In the spring and summer of 2000 Schloen engaged in an extended three-month period of archaeological fieldwork. First, in May and June, he directed large-scale excavations on behalf of the Oriental Institute at the site of Yaqush in the northern Jordan Valley in Israel, near the Sea of Galilee. For this project an international team of sixty people was assembled, including twelve professional staff and forty-eight volunteer diggers. Schloen and his University of Chicago graduate students were joined by Timothy Harrison of the University of Toronto and his students, together with four dozen volunteers from Canada and Austria. The team had excellent accommodations at Kibbutz Ashdot Ya'akov, not far from the Yaqush site, and enjoyed unseasonably cool weather, in a region more than 200 meters below sea level which can experience spring and early summer temperatures in excess of 100 degrees Fahrenheit.

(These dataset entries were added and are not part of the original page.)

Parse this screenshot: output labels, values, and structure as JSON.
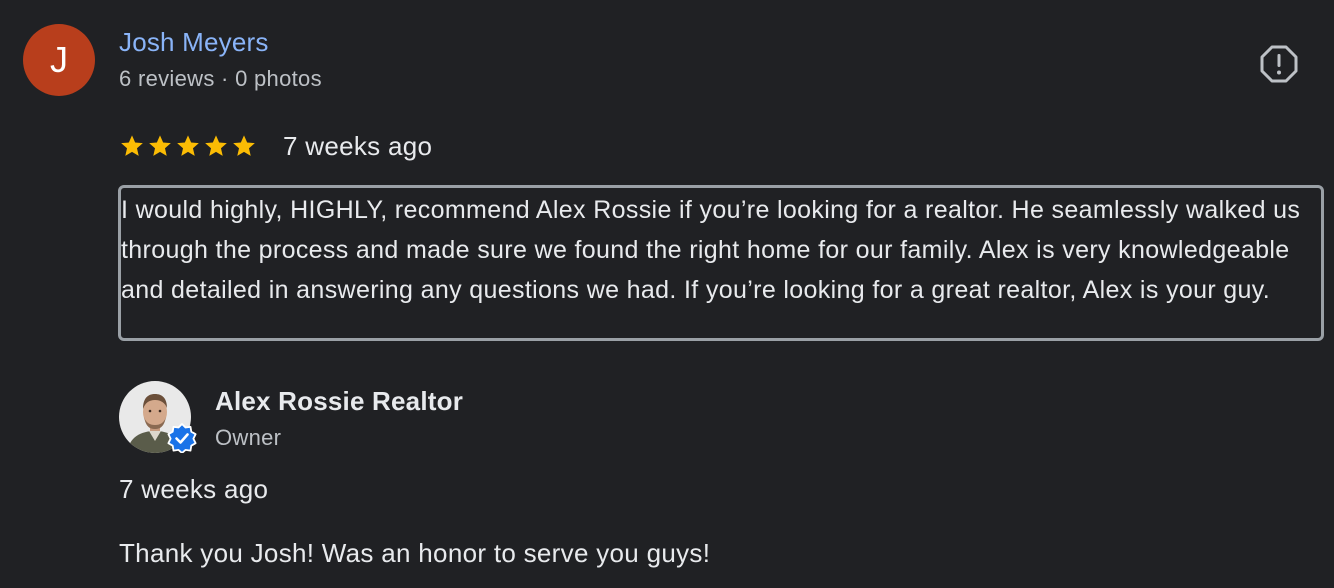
{
  "review": {
    "avatar_letter": "J",
    "reviewer_name": "Josh Meyers",
    "reviewer_meta": "6 reviews · 0 photos",
    "flag_icon": "report-icon",
    "rating": 5,
    "rating_max": 5,
    "time_ago": "7 weeks ago",
    "text": "I would highly, HIGHLY, recommend Alex Rossie if you’re looking for a realtor. He seamlessly walked us through the process and made sure we found the right home for our family. Alex is very knowledgeable and detailed in answering any questions we had. If you’re looking for a great realtor, Alex is your guy."
  },
  "owner_response": {
    "name": "Alex Rossie Realtor",
    "role": "Owner",
    "time_ago": "7 weeks ago",
    "text": "Thank you Josh! Was an honor to serve you guys!"
  },
  "colors": {
    "background": "#202124",
    "name_link": "#8ab4f8",
    "star": "#fbbc04",
    "avatar_bg": "#b83e1c",
    "verified_badge": "#1a73e8"
  }
}
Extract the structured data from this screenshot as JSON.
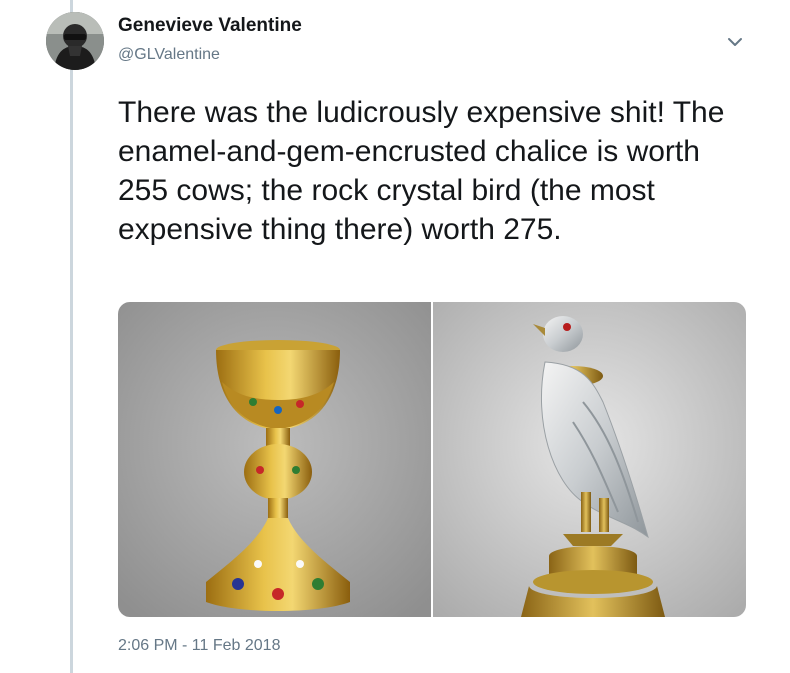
{
  "tweet": {
    "author": {
      "display_name": "Genevieve Valentine",
      "handle": "@GLValentine"
    },
    "text": "There was the ludicrously expensive shit! The enamel-and-gem-encrusted chalice is worth 255 cows; the rock crystal bird (the most expensive thing there) worth 275.",
    "timestamp": "2:06 PM - 11 Feb 2018",
    "media": [
      {
        "subject": "gold enamel-and-gem-encrusted chalice"
      },
      {
        "subject": "rock crystal bird on gilded base"
      }
    ]
  },
  "colors": {
    "text": "#14171a",
    "secondary": "#657786",
    "thread_line": "#ccd6dd"
  },
  "icons": {
    "caret": "chevron-down-icon"
  }
}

The late Douglas Esse had initiated the excavation of this important Early Bronze Age village site on behalf of the Oriental Institute in 1989 and 1991 (see the 1991/92 Annual Report). A further 800 square meters of village houses were exposed this year by Schloen's team, almost doubling the existing exposure. As in Esse's dig, several phases of architecture were detected, ranging from Early Bronze I (ca. 3300 BC) to the end of Early Bronze III (ca. 2300 BC). Processing and publication of the finds is underway, and a more detailed report of the recently completed excavation season at Yaqush will appear in next year's Annual Report.
From Yaqush Schloen moved south to the site of Ashkelon on the Mediterranean coast where he participated from mid-June until early August in the annual excavations of the Leon Levy Expedition, of which he is the associate director. Highlights of the 2000 season at Ashkelon include the unearthing of dozens of coins of the Roman and Hellenistic periods (including a coin of the famous Cleopatra that was minted in Ashkelon itself), the large-scale exposure of one of the earliest Philistine architectural phases, dating to the late twelfth century BC, and the discovery of an open-air mortuary complex, complete with baking ovens and storage pits, above a complex of subterranean Middle Bronze Age Canaanite chamber tombs.